E così da Attesa si arriva a Zombie, passando da Distanza a Yoga, in un alfabeto nato per ricordare gli aspetti meno evidenti, più intimi di questa crisi: «Non sapevo bene cosa sarebbe venuto fuori. Sono emersi concetti astratti, come ansia, insieme a piccole cose: guanti, bambini, lievito, farina, – sottolinea l’autrice. – Ci si potrebbe aspettare una narrazione molto negativa, invece già un mese fa erano presenti parole positive improntate alla riapertura, in una sorta di ricerca della fine del tunnel quando nel tunnel eravamo ancora dentro». E così la fase 1 diventa «emergenza, casa, mascherina, guanti e paura», mentre il mondo della fase 2 può essere riassunto da «bambini, opportunità, umanità, resistenza e tempo». Proprio la capacità di vivere il tempo è legata all’uso della parola: «Diversamente dagli animali, costretti in una sorta di eterno presente, grazie al linguaggio, noi esseri umani abbiamo una parte di noi parte proiettata al passato e un altro pezzo teso verso il futuro.

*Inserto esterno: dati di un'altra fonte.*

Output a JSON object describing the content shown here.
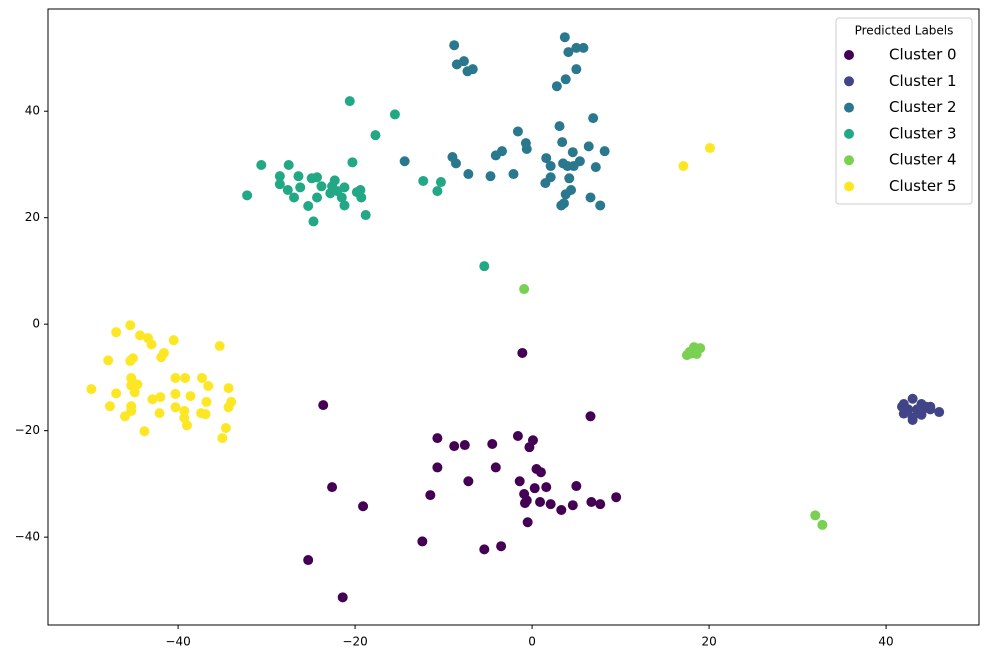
{
  "chart_data": {
    "type": "scatter",
    "legend_title": "Predicted Labels",
    "legend_loc": "upper right",
    "grid": false,
    "xlim": [
      -54.7,
      50.5
    ],
    "ylim": [
      -56.5,
      59.2
    ],
    "xticks": [
      {
        "value": -40,
        "label": "−40"
      },
      {
        "value": -20,
        "label": "−20"
      },
      0,
      20,
      40
    ],
    "yticks": [
      {
        "value": -40,
        "label": "−40"
      },
      {
        "value": -20,
        "label": "−20"
      },
      0,
      20,
      40
    ],
    "series": [
      {
        "name": "Cluster 0",
        "color": "#440154",
        "x": [
          -1.1,
          6.6,
          -23.6,
          -10.7,
          -8.8,
          -7.6,
          -4.5,
          -1.6,
          0.1,
          -0.3,
          -22.6,
          -11.5,
          -10.7,
          -7.2,
          -4.1,
          -1.4,
          -0.9,
          -0.6,
          0.5,
          1.0,
          0.3,
          1.6,
          0.9,
          2.1,
          3.3,
          4.6,
          5.0,
          6.7,
          7.7,
          9.5,
          -19.1,
          -0.5,
          -12.4,
          -5.4,
          -3.5,
          -25.3,
          -21.4,
          -0.8
        ],
        "y": [
          -5.4,
          -17.3,
          -15.2,
          -21.4,
          -22.9,
          -22.7,
          -22.5,
          -21,
          -21.8,
          -23.1,
          -30.6,
          -32.1,
          -26.9,
          -29.5,
          -26.9,
          -29.5,
          -31.9,
          -33.1,
          -27.2,
          -27.8,
          -30.8,
          -30.6,
          -33.4,
          -33.8,
          -34.9,
          -34,
          -30.4,
          -33.4,
          -33.8,
          -32.5,
          -34.2,
          -37.2,
          -40.8,
          -42.3,
          -41.7,
          -44.3,
          -51.3,
          -33.6
        ]
      },
      {
        "name": "Cluster 1",
        "color": "#414487",
        "x": [
          42,
          43,
          44,
          45,
          46,
          42,
          43,
          44,
          43.5,
          44.5,
          42.5,
          43,
          45,
          41.8,
          44
        ],
        "y": [
          -15,
          -14,
          -15,
          -16,
          -16.5,
          -16.8,
          -17.5,
          -17,
          -16,
          -15.5,
          -16,
          -18,
          -15.5,
          -15.5,
          -16.5
        ]
      },
      {
        "name": "Cluster 2",
        "color": "#2a788e",
        "x": [
          -8.8,
          3.7,
          4.1,
          5.0,
          5.8,
          -8.5,
          -7.7,
          -7.3,
          -6.7,
          5.0,
          3.8,
          2.8,
          6.9,
          3.1,
          -1.6,
          -0.7,
          -0.6,
          -3.4,
          -4.1,
          -9.0,
          -8.6,
          -14.4,
          3.4,
          1.6,
          4.6,
          5.4,
          3.5,
          4.0,
          4.7,
          6.4,
          8.2,
          7.2,
          2.1,
          2.1,
          1.5,
          4.2,
          4.4,
          3.8,
          -4.7,
          -2.1,
          -7.2,
          6.6,
          7.7,
          3.3,
          3.6
        ],
        "y": [
          52.4,
          53.9,
          51.1,
          51.9,
          51.9,
          48.8,
          49.4,
          47.5,
          47.9,
          47.9,
          46.0,
          44.7,
          38.7,
          37.2,
          36.2,
          34,
          32.9,
          32.5,
          31.7,
          31.4,
          30.2,
          30.6,
          34.2,
          31.2,
          32.3,
          30.6,
          30.2,
          29.7,
          29.7,
          33.4,
          32.5,
          29.5,
          29.7,
          27.6,
          26.5,
          27.4,
          25.2,
          24.4,
          27.8,
          28.2,
          28.2,
          23.8,
          22.3,
          22.3,
          22.7
        ]
      },
      {
        "name": "Cluster 3",
        "color": "#22a884",
        "x": [
          -20.6,
          -15.5,
          -17.7,
          -20.3,
          -30.6,
          -27.5,
          -28.5,
          -26.4,
          -24.9,
          -24.3,
          -22.3,
          -28.5,
          -27.6,
          -26.2,
          -23.8,
          -22.6,
          -21.2,
          -22.0,
          -22.8,
          -19.8,
          -19.4,
          -19.3,
          -21.5,
          -21.2,
          -24.3,
          -26.9,
          -32.2,
          -25.3,
          -24.7,
          -18.8,
          -12.3,
          -10.3,
          -10.7,
          -5.4
        ],
        "y": [
          41.9,
          39.4,
          35.5,
          30.4,
          29.9,
          29.9,
          27.8,
          27.8,
          27.4,
          27.6,
          27,
          26.3,
          25.2,
          25.7,
          25.9,
          25.9,
          25.7,
          25,
          24.6,
          24.8,
          25.2,
          23.8,
          23.8,
          22.3,
          23.8,
          23.8,
          24.2,
          22.2,
          19.3,
          20.5,
          26.9,
          26.7,
          25,
          10.9
        ]
      },
      {
        "name": "Cluster 4",
        "color": "#7ad151",
        "x": [
          -0.9,
          17.5,
          18,
          18.5,
          19,
          18.3,
          17.8,
          18.6,
          32.0,
          32.8
        ],
        "y": [
          6.6,
          -5.8,
          -5.5,
          -5,
          -4.5,
          -4.3,
          -5.2,
          -5.6,
          -35.9,
          -37.7
        ]
      },
      {
        "name": "Cluster 5",
        "color": "#fde725",
        "x": [
          17.1,
          20.1,
          -45.4,
          -47,
          -44.3,
          -43.4,
          -43,
          -40.5,
          -41.6,
          -41.9,
          -47.9,
          -45.4,
          -45.1,
          -35.3,
          -49.8,
          -47,
          -45.3,
          -45.3,
          -44.6,
          -44.9,
          -40.3,
          -39.2,
          -37.3,
          -36.6,
          -34.3,
          -40.3,
          -38.6,
          -42.9,
          -42,
          -47.7,
          -45.3,
          -45.3,
          -40.3,
          -39.3,
          -36.8,
          -34.0,
          -34.3,
          -37.4,
          -36.9,
          -42.1,
          -46,
          -39.3,
          -39,
          -34.6,
          -35,
          -43.8
        ],
        "y": [
          29.7,
          33.1,
          -0.2,
          -1.5,
          -2.1,
          -2.6,
          -3.8,
          -3,
          -5.4,
          -6.2,
          -6.8,
          -6.9,
          -6.4,
          -4.1,
          -12.2,
          -13,
          -10.1,
          -11.5,
          -11.3,
          -12.8,
          -10.1,
          -10.1,
          -10.1,
          -11.6,
          -12,
          -13.1,
          -13.5,
          -14.1,
          -13.7,
          -15.4,
          -15.4,
          -16.3,
          -15.6,
          -16.3,
          -14.6,
          -14.6,
          -15.6,
          -16.7,
          -16.9,
          -16.7,
          -17.3,
          -17.6,
          -19,
          -19.5,
          -21.4,
          -20.1
        ]
      }
    ]
  }
}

Ecco perché in questo momento credo sia importante darci il tempo di uscire, anche mentalmente, da questa situazione: ci siamo adattati, ora ci serve il tempo per ricominciare». Parole comuni da un lato e termini tecnici dall’altro: come possono coesistere? «Io penso che sia importante conoscere anche il lessico istituzionale: dare il nome giusto alle cose è un modo per gestire la complessità della realtà, sapere cosa significa “persona paucisintomatica” può contribuire ad avere meno paura», rileva Vera Gheno.  Cosa resterà di tutto questo negli anni a venire?

«Sicuramente il linguaggio ne terrà traccia: è già accaduto in passato per altri eventi epocali come l’11 Settembre.

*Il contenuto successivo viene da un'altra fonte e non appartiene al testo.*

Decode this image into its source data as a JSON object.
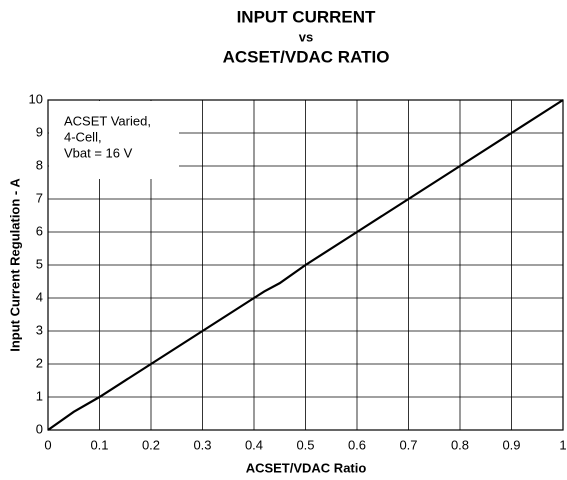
{
  "chart_data": {
    "type": "line",
    "title": [
      "INPUT CURRENT",
      "vs",
      "ACSET/VDAC RATIO"
    ],
    "x_label": "ACSET/VDAC Ratio",
    "y_label": "Input Current Regulation - A",
    "annotation": [
      "ACSET Varied,",
      "4-Cell,",
      "Vbat = 16 V"
    ],
    "x": [
      0,
      0.05,
      0.1,
      0.2,
      0.3,
      0.4,
      0.42,
      0.45,
      0.5,
      0.6,
      0.7,
      0.8,
      0.9,
      1
    ],
    "series": [
      {
        "color": "#000000",
        "values": [
          0,
          0.55,
          1,
          2,
          3,
          4,
          4.2,
          4.45,
          5,
          6,
          7,
          8,
          9,
          10
        ]
      }
    ],
    "xlim": [
      0,
      1
    ],
    "xticks": [
      0,
      0.1,
      0.2,
      0.3,
      0.4,
      0.5,
      0.6,
      0.7,
      0.8,
      0.9,
      1
    ],
    "ylim": [
      0,
      10
    ],
    "yticks": [
      0,
      1,
      2,
      3,
      4,
      5,
      6,
      7,
      8,
      9,
      10
    ],
    "grid": true
  }
}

La lingua può essere paragonata al tronco di un albero, con gli anelli di crescita. Così, fra qualche decennio, si potrà vedere nell’anello relativo a quest’anno un accumulo di termini medici. La lingua non può non tenere traccia di quanto accade nella realtà», conclude la sociolinguista, che aggiunge: «Ci siamo ritrovati tutti più di prima a comunicare online, ci siamo dovuti confrontare con la comunicazione mediata, cogliendone non solo i pericoli ma anche le potenzialità. Il mio auspicio è che si mantenga questa attenzione verso la centralità della parola: non avendo il nostro corpo dietro le cose che diciamo, come accade con l’interazione in presenza, ci siamo resi conto di quanto sia importante usare bene le parole».